14. What is your take on the analogue vs digital debate on producing?
Dope is dope. I feel whatever pieces allow an artist to be in the zone...it is what it is. I love the work flow that the digital realm provides, but I’m also a conspiracy theorist and I’m leary of computers without cd drives, and I have nightmares about crashing hard drives/systems and all that. But the MPC’s and hardware based pieces come along with tracking processes that take a long time and parts that need to be replaced, and lots of cables and cords and shit like that. At this point, I’ll alwys be one part analogue, and one part digital.
15.How would you define your sound and brand and what sets you apart from other artist?
I just do what I know to do. My thoughts and ideas over music that I like to hear. Sometimes I’m dead serious, and sometimes I’m having fun.
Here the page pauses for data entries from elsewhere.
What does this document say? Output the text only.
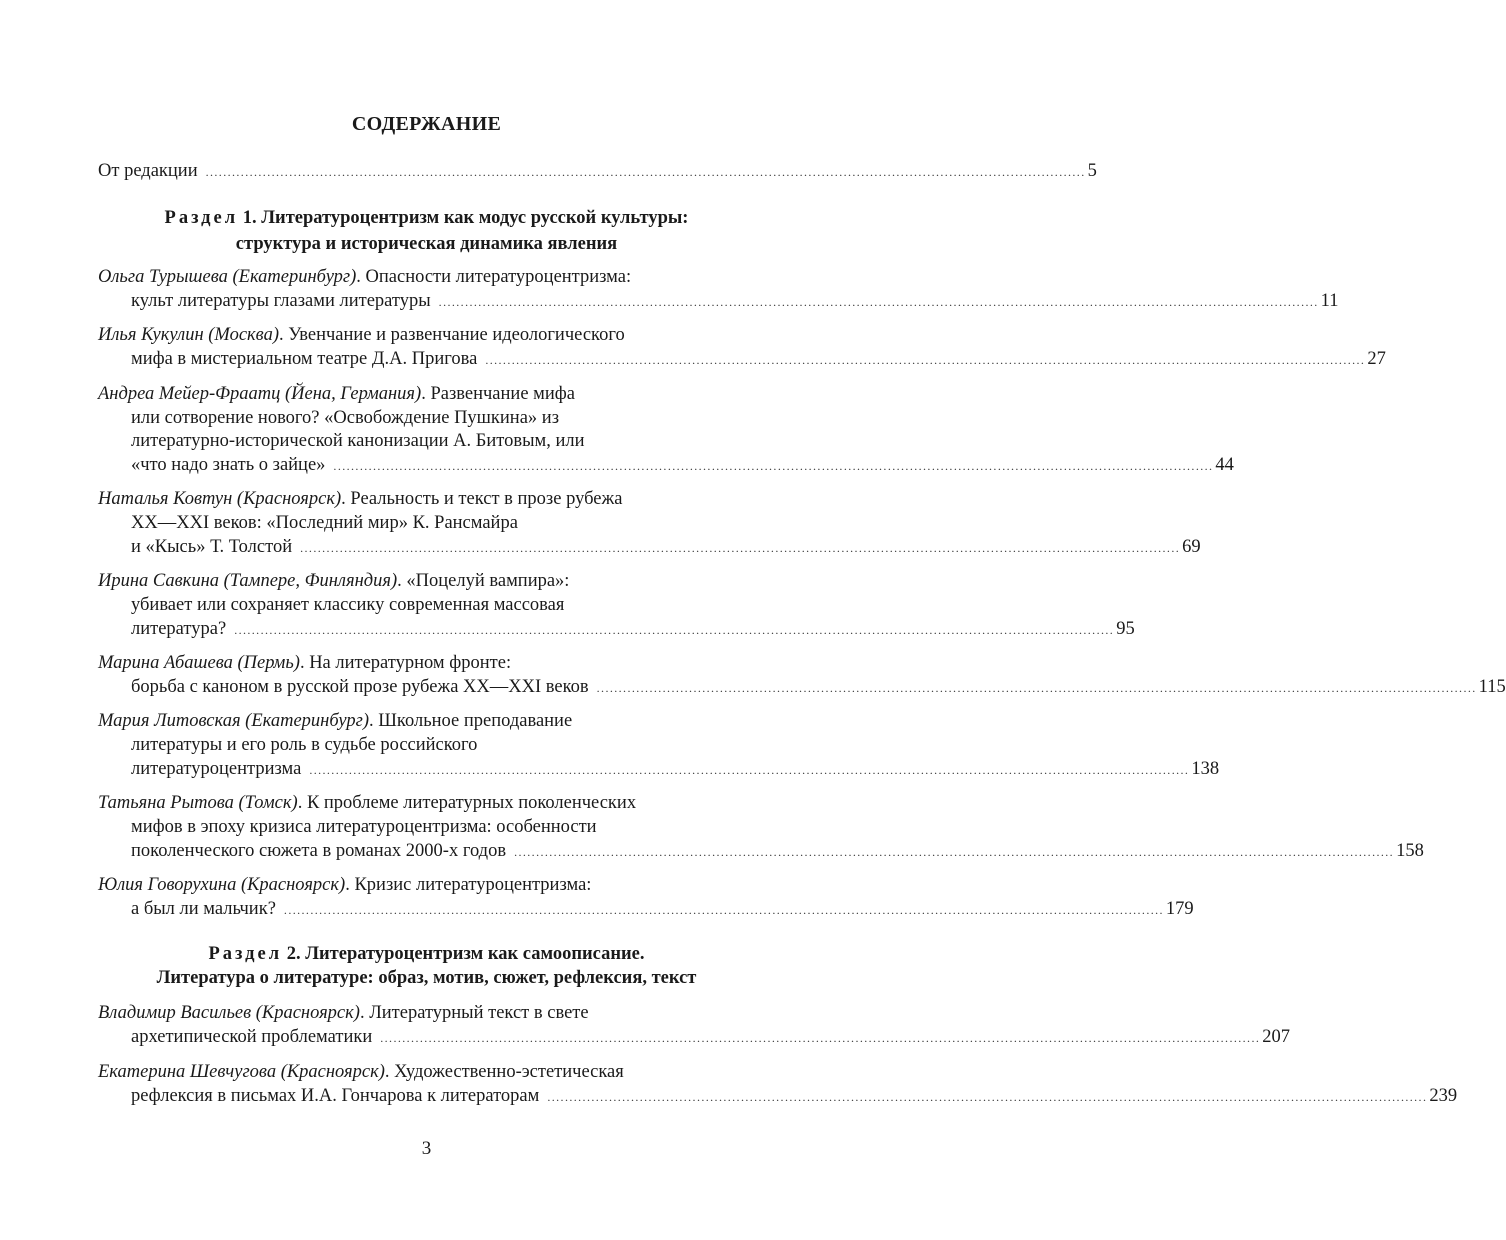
СОДЕРЖАНИЕ
От редакции ........................................................................................................................................................................................................ 5
Раздел 1. Литературоцентризм как модус русской культуры:
структура и историческая динамика явления
Ольга Турышева (Екатеринбург). Опасности литературоцентризма:
культ литературы глазами литературы ........................................................................................................................................................................................................ 11
Илья Кукулин (Москва). Увенчание и развенчание идеологического
мифа в мистериальном театре Д.А. Пригова ........................................................................................................................................................................................................ 27
Андреа Мейер-Фраатц (Йена, Германия). Развенчание мифа
или сотворение нового? «Освобождение Пушкина» из
литературно-исторической канонизации А. Битовым, или
«что надо знать о зайце» ........................................................................................................................................................................................................ 44
Наталья Ковтун (Красноярск). Реальность и текст в прозе рубежа
XX—XXI веков: «Последний мир» К. Рансмайра
и «Кысь» Т. Толстой ........................................................................................................................................................................................................ 69
Ирина Савкина (Тампере, Финляндия). «Поцелуй вампира»:
убивает или сохраняет классику современная массовая
литература? ........................................................................................................................................................................................................ 95
Марина Абашева (Пермь). На литературном фронте:
борьба с каноном в русской прозе рубежа XX—XXI веков ........................................................................................................................................................................................................ 115
Мария Литовская (Екатеринбург). Школьное преподавание
литературы и его роль в судьбе российского
литературоцентризма ........................................................................................................................................................................................................ 138
Татьяна Рытова (Томск). К проблеме литературных поколенческих
мифов в эпоху кризиса литературоцентризма: особенности
поколенческого сюжета в романах 2000-х годов ........................................................................................................................................................................................................ 158
Юлия Говорухина (Красноярск). Кризис литературоцентризма:
а был ли мальчик? ........................................................................................................................................................................................................ 179
Раздел 2. Литературоцентризм как самоописание.
Литература о литературе: образ, мотив, сюжет, рефлексия, текст
Владимир Васильев (Красноярск). Литературный текст в свете
архетипической проблематики ........................................................................................................................................................................................................ 207
Екатерина Шевчугова (Красноярск). Художественно-эстетическая
рефлексия в письмах И.А. Гончарова к литераторам ........................................................................................................................................................................................................ 239
3
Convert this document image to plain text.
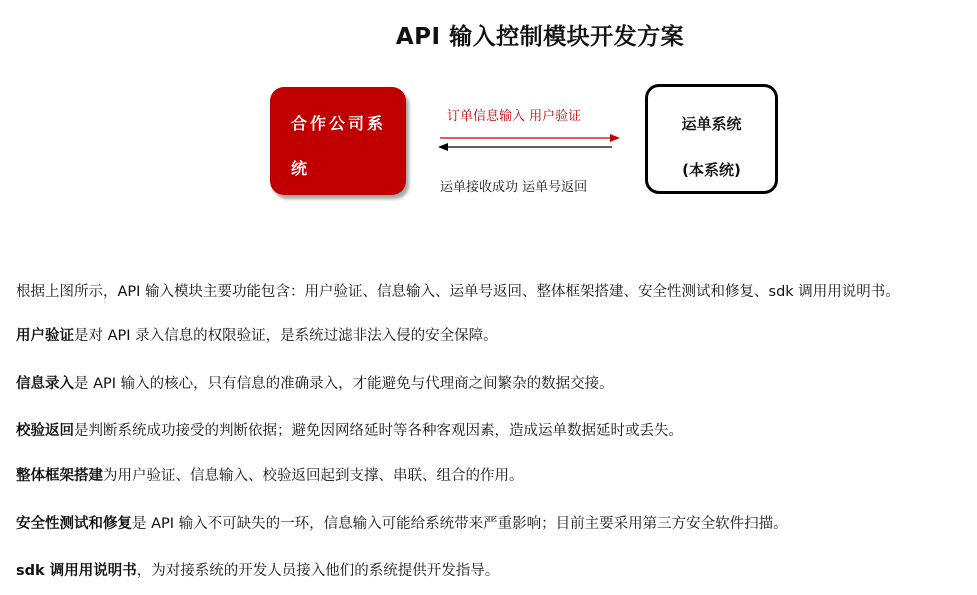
API 输入控制模块开发方案
合作公司系
统
订单信息输入 用户验证
运单接收成功 运单号返回
运单系统
(本系统)
根据上图所示，API 输入模块主要功能包含：用户验证、信息输入、运单号返回、整体框架搭建、安全性测试和修复、sdk 调用用说明书。
用户验证是对 API 录入信息的权限验证，是系统过滤非法入侵的安全保障。
信息录入是 API 输入的核心，只有信息的准确录入，才能避免与代理商之间繁杂的数据交接。
校验返回是判断系统成功接受的判断依据；避免因网络延时等各种客观因素，造成运单数据延时或丢失。
整体框架搭建为用户验证、信息输入、校验返回起到支撑、串联、组合的作用。
安全性测试和修复是 API 输入不可缺失的一环，信息输入可能给系统带来严重影响；目前主要采用第三方安全软件扫描。
sdk 调用用说明书，为对接系统的开发人员接入他们的系统提供开发指导。
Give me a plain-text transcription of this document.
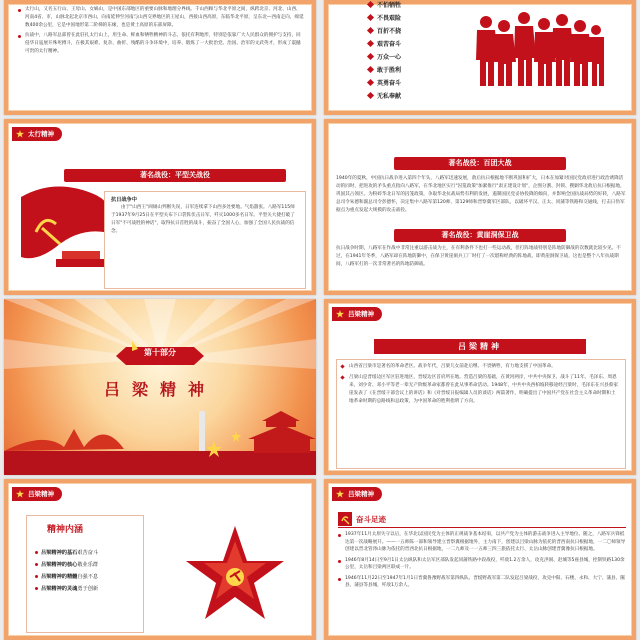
太行山，又名五行山、王母山、女娲山，是中国东部地区的重要山脉和地理分界线。千山西顾与华北平原之间，纵跨北京、河北、山西、河南4省、市，山脉北起北京市西山，向南延伸至河南与山西交界地区的王屋山，西接山西高原，东临华北平原，呈东北—西南走向，绵延数400余公里，它是中国地形第二阶梯的东缘，也是黄土高原的东部屏障。
抗战中，八路军总部曾在此驻扎太行山上，用生命、鲜血和牺牲精神的斗志，依托有利地形，特别是依靠广大人民群众的拥护与支持，同侵华日寇展开殊死搏斗，在极其艰难、复杂、曲折、残酷的斗争环境中，培养、锻炼了一大批治党、治国、治军的文武英才，形成了震撼可贵的太行精神。
不怕牺牲
不畏艰险
百折不挠
艰苦奋斗
万众一心
敢于胜利
英勇奋斗
无私奉献
太行精神
著名战役：平型关战役
抗日战争中
由于"山西王"阎锡山判断失误，日军连续拿下山西多处要地。气焰嚣张。八路军115师于1937年9月25日在平型关布下口袋阵伏击日军，歼灭1000多名日军。平型关大捷打破了日军"不可战胜的神话"，取得抗日首胜的战斗，振奋了全国人心，加强了全国人民抗战的信念。
著名战役：百团大战
1940年的夏秋，中国抗日战争进入第四个年头，八路军迅速发展，敌后抗日根据地不断巩固和扩大，日本在加紧对国民党政府进行政治诱降活动的同时，把进攻的矛头重点指向八路军，在华北地区实行"囚笼政策"加紧推行"肃正建设计划"，企图分割、封锁、搜剿华北敌后抗日根据地，巩固其占领区。为粉碎华北日军的囚笼政策，争取华北抗战局势有利的发展，遏制国民党妥协投降的倾向，并影响全国抗战局势的好转，八路军总司令朱德和副总司令彭德怀，决定集中八路军第120师、第129师和晋察冀军区部队，以破坏平汉、正太、同蒲等铁路和交通线，打击日伪军据点为重点发起大规模的攻击战役。
著名战役：黄崖洞保卫战
抗日战争时期，八路军在作战中非常注重以游击战为主，在有利条件下也打一些运动战，但打阵地战特别是阵地防御战的次数就比较少见。不过，在1941年冬季，八路军却在阵地防御中，在保卫黄崖洞兵工厂时打了一次堪称经典的阵地战，即黄崖洞保卫战，这也是整个八年抗战期间，八路军打的一次非常著名的阵地防御战。
第十部分
吕梁精神
吕梁精神
吕梁精神
山西省吕梁市是著名的革命老区。战争年代，吕梁儿女前赴后继、不畏牺牲，有力地支援了中国革命。
吕梁山是晋绥边区军区驻进地区，晋绥边区首府所在地。营造吕梁的基础，在黄河两岸，中共中央保卫、战斗了11年。毛泽东、周恩来、刘少奇、邓小平等老一辈无产阶级革命家都曾在此从事革命活动。1948年，中共中央西柏坡转移途经吕梁时，毛泽东在兴县蔡家崖发表了《在晋绥干部会议上的讲话》和《对晋绥日报编辑人员的谈话》两篇著作，明确提出了中国共产党在社会主义革命时期和土地革命时期的总路线和总政策，为中国革命的胜利指明了方向。
吕梁精神
精神内涵
吕梁精神的基石艰苦奋斗
吕梁精神的核心敬业乐群
吕梁精神的精髓自强不息
吕梁精神的灵魂勇于创新
吕梁精神
奋斗足迹
1937年11月太原失守以后，在华北以国民党为主体的正规战争基本结束，以共产党为主体的游击战争进入主导地位。随之，八路军兵锋抵达第一次战略展开。——一五师陈一部和领导建立晋察冀根据地外，主力南下，创建以吕梁山脉为依托的晋西南抗日根据地，一二〇师领导创建以晋北管涔山脉为依托的晋西北抗日根据地，一二九师及一一五师三四三旅依托太行、太岳山脉创建晋冀豫抗日根据地。
1946年8月14日至9月1日太岳纵队和太岳军区部队发起同蒲铁路中段战役，歼敌1.2万余人，攻克洪洞、赵城等5座县城，控制铁路130余公里，太岳和吕梁两区联成一片。
1946年11月22日至1947年1月1日晋冀鲁豫野战军第四纵队、晋绥野战军第二队发起吕梁战役，攻克中阳、石楼、永和、大宁、蒲县、隰县、蒲县等县城，歼敌1万余人。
16.Do you have any jewels for those who are aspiring to pursue this as a career?
Make your space in the lane you love, and love the lane you’re in. The people that are supposed to rock with what you do will, and those that aren’t, won’t. So just focus on your movement and growth, and let the rest be.
17. Do you have any Special shout outs or thank yous? Shout outs to the lightworkers of the world. Spread love.
18.What does a typical day for you consists of?
If I’m handling my biz, I meditate in the morn, center my thoughts, address the current order of affairs, eat breakfast, work, make phone calls, work out, clear off the eraser boards, unwind, and enjoy the fam until the next episode.
19. Any final thoughts for the readers?
Let’s do what we love, and see where it get’s us. Peace.